Brisbane Rugby League
- Sport: Rugby league
- Number of teams: 8
- Country: Australia
- Premiers: Western Suburbs

= 1994 Brisbane Rugby League season =

Rugby League in Brisbane

The 1994 Brisbane Rugby League season was the 74th season of semi-professional top level rugby league in Brisbane, Queensland, Australia.
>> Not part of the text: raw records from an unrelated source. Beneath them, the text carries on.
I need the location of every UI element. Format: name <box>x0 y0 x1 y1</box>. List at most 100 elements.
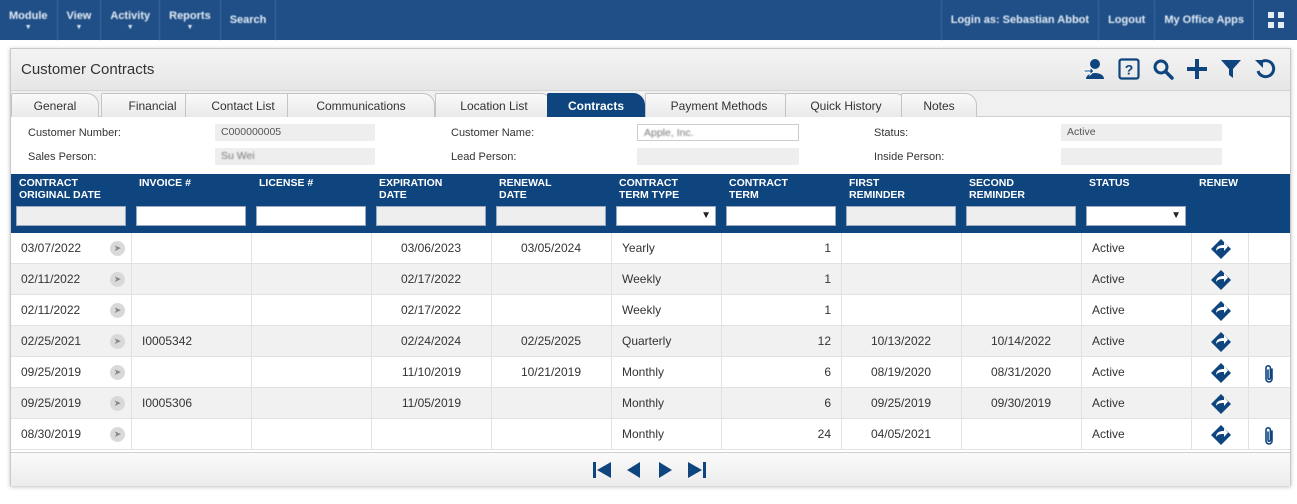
open-contract-arrow-icon[interactable]: ➤ <box>110 427 125 442</box>
nav-activity-menu[interactable]: Activity ▼ <box>101 0 161 40</box>
filter-icon[interactable] <box>1220 58 1242 80</box>
table-row[interactable]: 02/11/2022 02/17/2022 Weekly 1 Active ➤ <box>11 264 1290 295</box>
cell-second-reminder <box>962 264 1082 295</box>
chevron-down-icon: ▼ <box>1171 210 1181 221</box>
cell-second-reminder <box>962 295 1082 326</box>
refresh-icon[interactable] <box>1254 58 1276 80</box>
attachment-icon[interactable] <box>1262 425 1276 450</box>
table-row[interactable]: 09/25/2019 I0005306 11/05/2019 Monthly 6 09/2… <box>11 388 1290 419</box>
open-contract-arrow-icon[interactable]: ➤ <box>110 241 125 256</box>
tab-contact-list[interactable]: Contact List <box>185 93 301 117</box>
cell-term-type: Weekly <box>612 295 722 326</box>
cell-second-reminder: 08/31/2020 <box>962 357 1082 388</box>
help-icon[interactable]: ? <box>1118 58 1140 80</box>
sales-person-field: Su Wei <box>215 148 375 165</box>
col-header-status[interactable]: STATUS <box>1089 177 1129 189</box>
page-title: Customer Contracts <box>21 61 155 78</box>
search-icon[interactable] <box>1152 58 1174 80</box>
col-header-original-date[interactable]: CONTRACT ORIGINAL DATE <box>19 177 101 201</box>
filter-term-type-select[interactable]: ▼ <box>616 206 716 226</box>
filter-second-reminder[interactable] <box>966 206 1076 226</box>
cell-term-type: Monthly <box>612 388 722 419</box>
cell-renewal-date <box>492 388 612 419</box>
open-contract-arrow-icon[interactable]: ➤ <box>110 396 125 411</box>
previous-page-icon[interactable] <box>625 461 643 482</box>
filter-license[interactable] <box>256 206 366 226</box>
cell-first-reminder: 08/19/2020 <box>842 357 962 388</box>
customer-number-label: Customer Number: <box>28 127 121 139</box>
first-page-icon[interactable] <box>592 461 612 482</box>
col-header-second-reminder[interactable]: SECOND REMINDER <box>969 177 1025 201</box>
filter-status-select[interactable]: ▼ <box>1086 206 1186 226</box>
cell-renew <box>1192 233 1249 264</box>
cell-second-reminder <box>962 233 1082 264</box>
filter-original-date[interactable] <box>16 206 126 226</box>
cell-term: 6 <box>722 357 842 388</box>
customer-name-field[interactable]: Apple, Inc. <box>637 124 799 141</box>
top-navigation: Module ▼ View ▼ Activity ▼ Reports ▼ Search … <box>0 0 1297 40</box>
logout-button[interactable]: Logout <box>1098 0 1154 40</box>
col-header-invoice[interactable]: INVOICE # <box>139 177 191 189</box>
last-page-icon[interactable] <box>687 461 707 482</box>
table-row[interactable]: 09/25/2019 11/10/2019 10/21/2019 Monthly 6 08… <box>11 357 1290 388</box>
chevron-down-icon: ▼ <box>701 210 711 221</box>
cell-expiration-date: 02/17/2022 <box>372 295 492 326</box>
col-header-renewal-date[interactable]: RENEWAL DATE <box>499 177 552 201</box>
cell-renew <box>1192 357 1249 388</box>
next-page-icon[interactable] <box>656 461 674 482</box>
status-label: Status: <box>874 127 909 139</box>
cell-status: Active <box>1082 264 1192 295</box>
customer-contracts-panel: Customer Contracts ? General Financial C… <box>10 48 1291 486</box>
assign-user-icon[interactable] <box>1082 58 1106 80</box>
tab-location-list[interactable]: Location List <box>435 93 553 117</box>
cell-license <box>252 419 372 450</box>
cell-status: Active <box>1082 233 1192 264</box>
attachment-icon[interactable] <box>1262 363 1276 388</box>
tab-quick-history[interactable]: Quick History <box>785 93 907 117</box>
cell-status: Active <box>1082 326 1192 357</box>
filter-term[interactable] <box>726 206 836 226</box>
open-contract-arrow-icon[interactable]: ➤ <box>110 303 125 318</box>
nav-reports-menu[interactable]: Reports ▼ <box>160 0 221 40</box>
tab-notes[interactable]: Notes <box>901 93 977 117</box>
open-contract-arrow-icon[interactable]: ➤ <box>110 334 125 349</box>
cell-expiration-date: 02/17/2022 <box>372 264 492 295</box>
fullscreen-icon[interactable] <box>1253 0 1297 40</box>
tab-contracts[interactable]: Contracts <box>547 93 645 117</box>
tab-general[interactable]: General <box>11 93 99 117</box>
open-contract-arrow-icon[interactable]: ➤ <box>110 365 125 380</box>
cell-expiration-date <box>372 419 492 450</box>
my-office-apps-button[interactable]: My Office Apps <box>1154 0 1253 40</box>
filter-invoice[interactable] <box>136 206 246 226</box>
filter-renewal-date[interactable] <box>496 206 606 226</box>
col-header-license[interactable]: LICENSE # <box>259 177 313 189</box>
filter-first-reminder[interactable] <box>846 206 956 226</box>
nav-search-menu[interactable]: Search <box>221 0 277 40</box>
cell-renewal-date: 02/25/2025 <box>492 326 612 357</box>
filter-expiration-date[interactable] <box>376 206 486 226</box>
table-row[interactable]: 08/30/2019 Monthly 24 04/05/2021 Active ➤ <box>11 419 1290 450</box>
nav-view-menu[interactable]: View ▼ <box>58 0 102 40</box>
col-header-first-reminder[interactable]: FIRST REMINDER <box>849 177 905 201</box>
add-icon[interactable] <box>1186 58 1208 80</box>
cell-term-type: Quarterly <box>612 326 722 357</box>
cell-renewal-date <box>492 295 612 326</box>
nav-module-menu[interactable]: Module ▼ <box>0 0 58 40</box>
login-info: Login as: Sebastian Abbot <box>940 0 1098 40</box>
col-header-expiration-date[interactable]: EXPIRATION DATE <box>379 177 442 201</box>
cell-renew <box>1192 419 1249 450</box>
table-row[interactable]: 03/07/2022 03/06/2023 03/05/2024 Yearly 1 Act… <box>11 233 1290 264</box>
col-header-term-type[interactable]: CONTRACT TERM TYPE <box>619 177 679 201</box>
table-row[interactable]: 02/25/2021 I0005342 02/24/2024 02/25/2025 Qu… <box>11 326 1290 357</box>
cell-license <box>252 326 372 357</box>
contracts-table-body: 03/07/2022 03/06/2023 03/05/2024 Yearly 1 Act… <box>11 233 1290 450</box>
col-header-term[interactable]: CONTRACT TERM <box>729 177 788 201</box>
status-field: Active <box>1061 124 1222 141</box>
table-row[interactable]: 02/11/2022 02/17/2022 Weekly 1 Active ➤ <box>11 295 1290 326</box>
tab-payment-methods[interactable]: Payment Methods <box>645 93 793 117</box>
customer-info-section: Customer Number: C000000005 Customer Nam… <box>11 118 1290 174</box>
tab-communications[interactable]: Communications <box>287 93 435 117</box>
cell-license <box>252 357 372 388</box>
cell-expiration-date: 02/24/2024 <box>372 326 492 357</box>
open-contract-arrow-icon[interactable]: ➤ <box>110 272 125 287</box>
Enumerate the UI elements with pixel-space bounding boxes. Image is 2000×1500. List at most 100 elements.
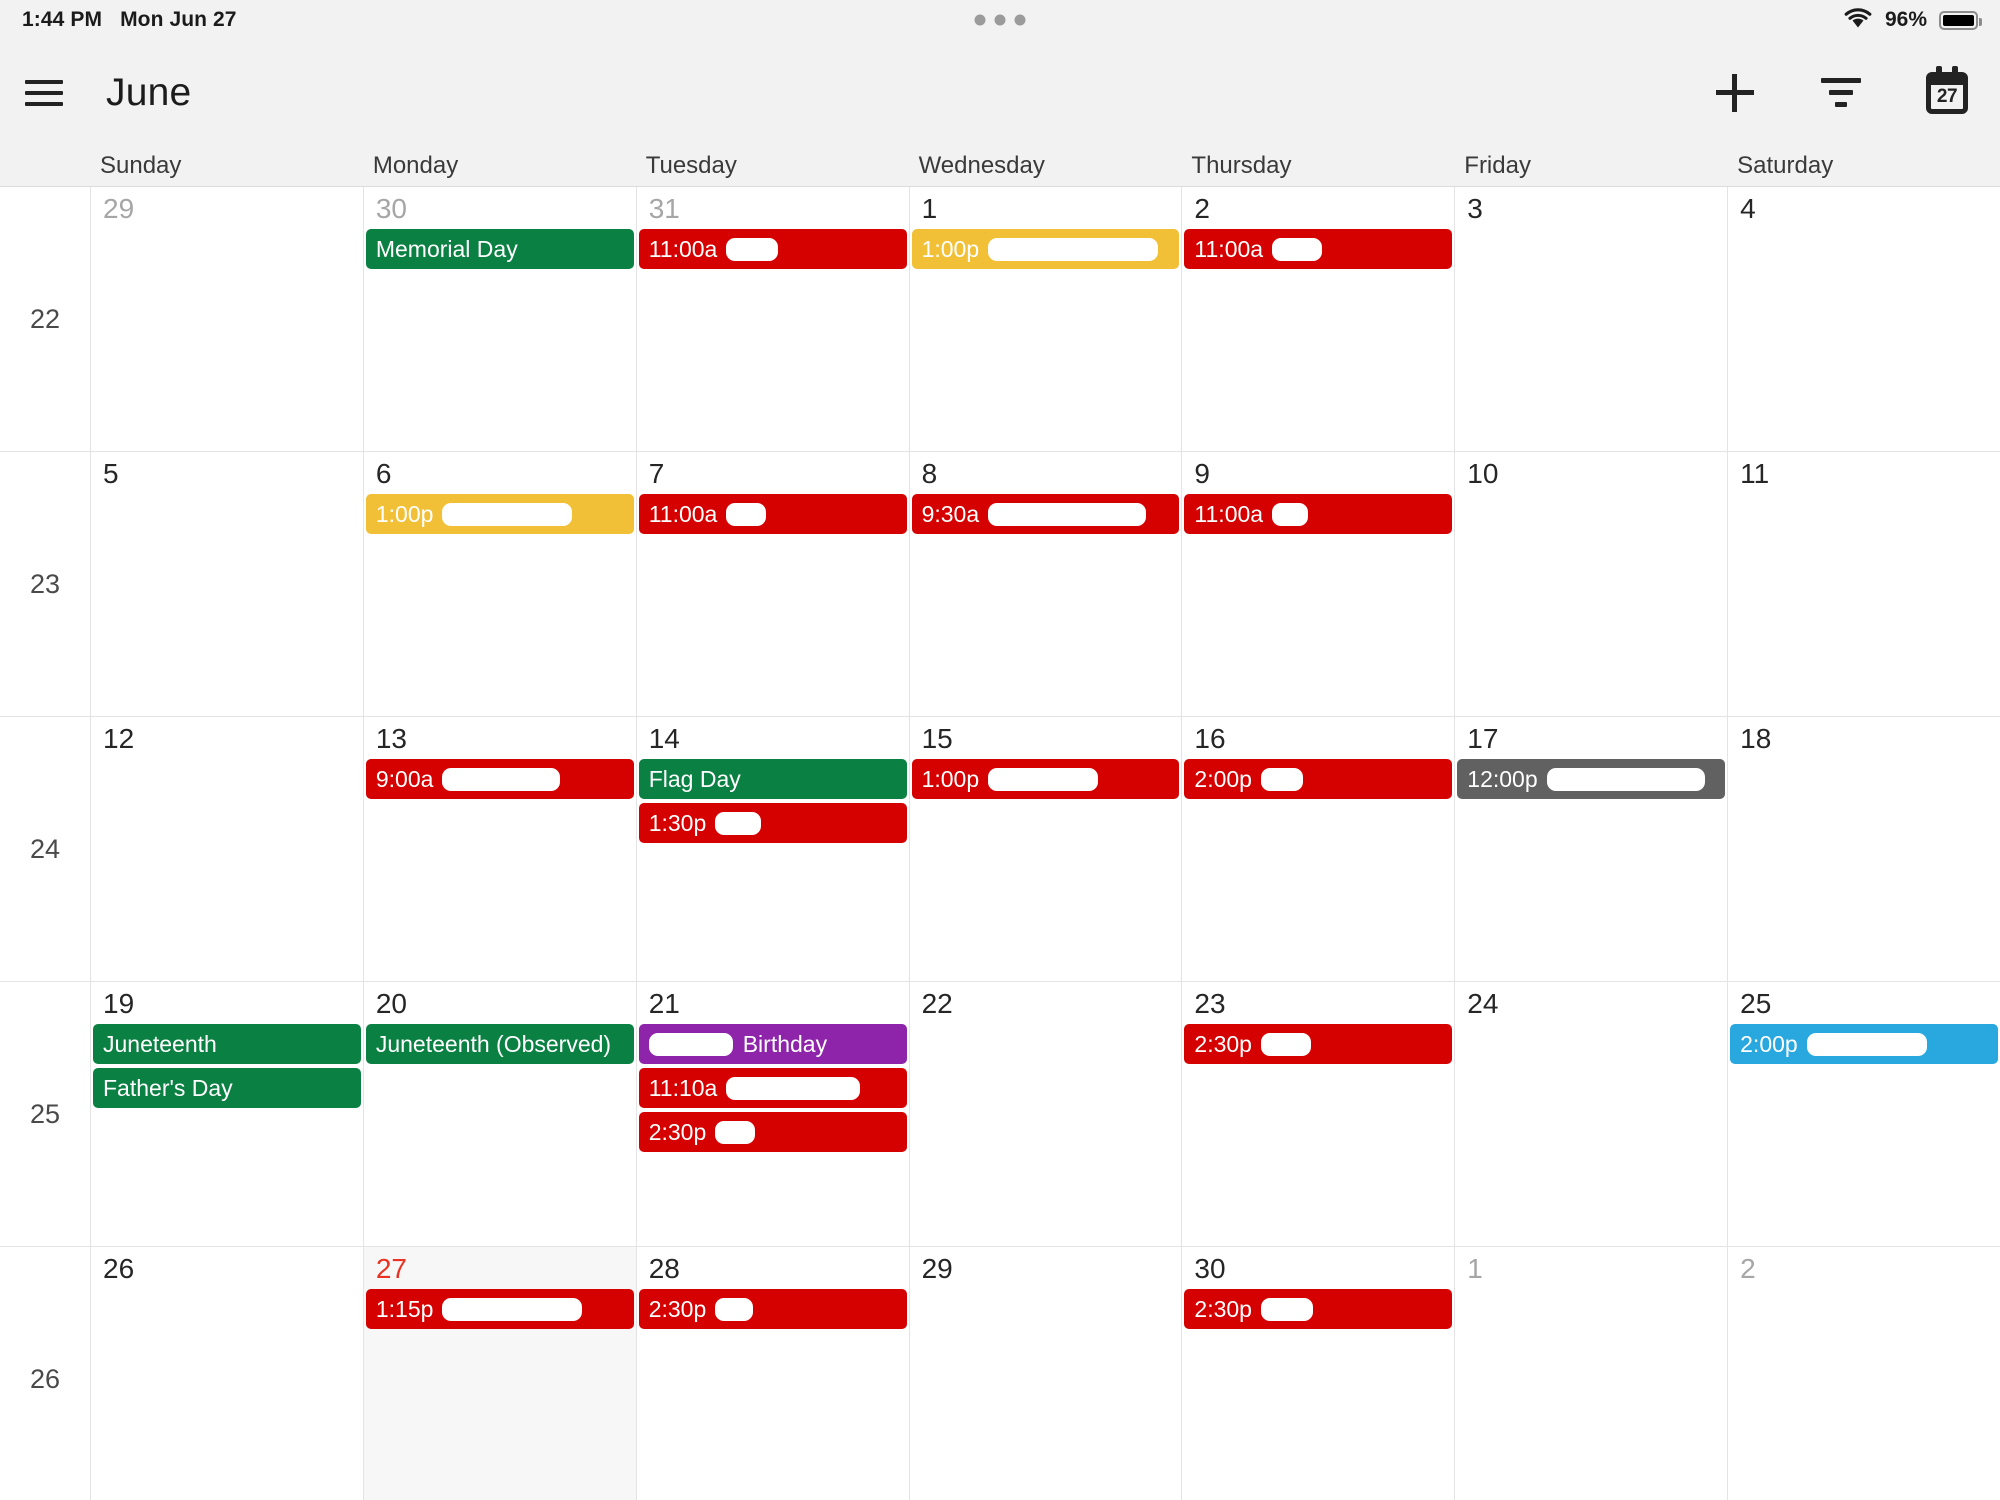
event-time: 1:15p [375, 1295, 434, 1322]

The season was the final campaign for the competition as an official top-tier rugby league competition.

== Teams ==

| Club | Home ground | Coach | Captain |
|---|---|---|---|
| Brisbane Broncos (Reserve Grade) | QEII Stadium |  |  |
| Eastern Suburbs Tigers | Langlands Park |  |  |
| Fortitude Valley Diehards | Neumann Oval |  |  |
| Ipswich Jets | North Ipswich Reserve |  |  |
| Logan Scorpions | Meakin Park |  |  |
| Northern Suburbs Devils | Bishop Park |  |  |
| Past/Brisbane Brothers Leprechauns | Corbett Park |  |  |
| Redcliffe Dolphins | Dolphin Oval |  |  |
| South Queensland Crushers (Reserve Grade) | Lang Park |  |  |
| Southern Suburbs Magpies | Davies Park |  |  |
| Western Suburbs Panthers | Purtell Park |  |  |
| Wynnum Manly Seagulls | Kougari Oval |  |  |

Source:

== Final ==
Redcliffe 24 (R. McGrady, G. Adamason, B. Pike, A. Schick tries; W. Miller 4 goals) defeated Western Suburbs 18 (S. Smith, S. Vivian, M. Maguire tries; M. Maguire 3 goals) at Lang Park.